Tchéky Karyo : C’est vrai, c’est la première fois. Il y a une sorte de fidélité à la fois avec une équipe, avec des producteurs, avec des personnages, avec une nature aussi qui est extrêmement présente et qui court sur les trois films. C’est assez génial sur cinq ou six ans d’avoir rendez-vous avec ces saisons aussi vives qu’en Haute Maurienne, avec cette neige incroyable et ces lieux qui vous prennent dans les bras et qui peuvent vous massacrer dans la seconde qui suit. J’ai beaucoup aimé suivre ce parcours. Et puis découvrir des metteurs en scène différents qui ont chacun amené leur savoir-faire, leur histoire et leurs goûts, tour en respectant la franchise… avec franchise. (Rires)
Le film a une approche très naïve et très sincère, mais dans le bon sens du terme, sans cynisme, comme une aventure "à l’ancienne"…
Clovis Cornillac : Absolument.
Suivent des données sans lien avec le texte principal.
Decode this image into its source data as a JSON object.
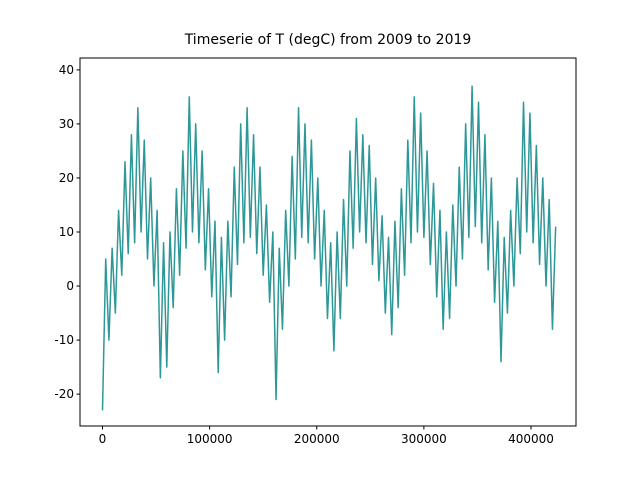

Ça s’apparente même plutôt à du premier degré. On est dans une époque où on fait les malins. Et où on segmente avec des cibles : "c’est un film pour les ados", "c’est un film pour les gamins", "c’est un film pour les vieux", "c’est un film pour les couples", "c’est un film pour les jeunes couples", etc… C’est exactement à l’opposé de ce que j’ai vécu au cinéma en tant que spectateur. Moi je pars dans le genre. Que ce soit une comédie, un western ou une aventure, justement. Ce dénominateur commun de l'aventure, c’était l’ambition du film. Je ne voulais en aucun cas faire un film lénifiant pour les enfants. J’ai trois enfants, j’ai vu plein de films avec eux, et je me suis souvent beaucoup ennuyé. Et je me suis demandé pourquoi… Pourquoi je ne peux pas partager un moment avec mes mômes où je suis au spectacle, où je vis quelque chose de fort, ou alors où je retombe en enfance ? Je n’avais pas envie que Sébastien soit mignon : je voulais qu’il soit beau, qu’il soit fort. Je voulais que le personnage de Belle ait une camaraderie intime avec cet enfant, comme le font les gens qui projettent quelque chose sur leur animal. Je voulais que César soit un héros magnifique, un type soi-disant âgé qui redevient une sorte de beauté qui nous emmène sur un territoire aventureux. Je voulais que la nature soit vraiment un personnage et pas une carte postale… Ces éléments nous parlent à tous. Il n’y a donc pas la problématique d’être malin. Je ne voulais pas tomber dans l’idée qu’une licence, c’est malin. J’avais envie que Belle et Sébastien 3 soit mon film. Sans prétention. S’il n’y a pas l’implication de faire un film avec une sincérité absolue, j’en suis incapable. Et c’est un film sincère. Et donc naïf.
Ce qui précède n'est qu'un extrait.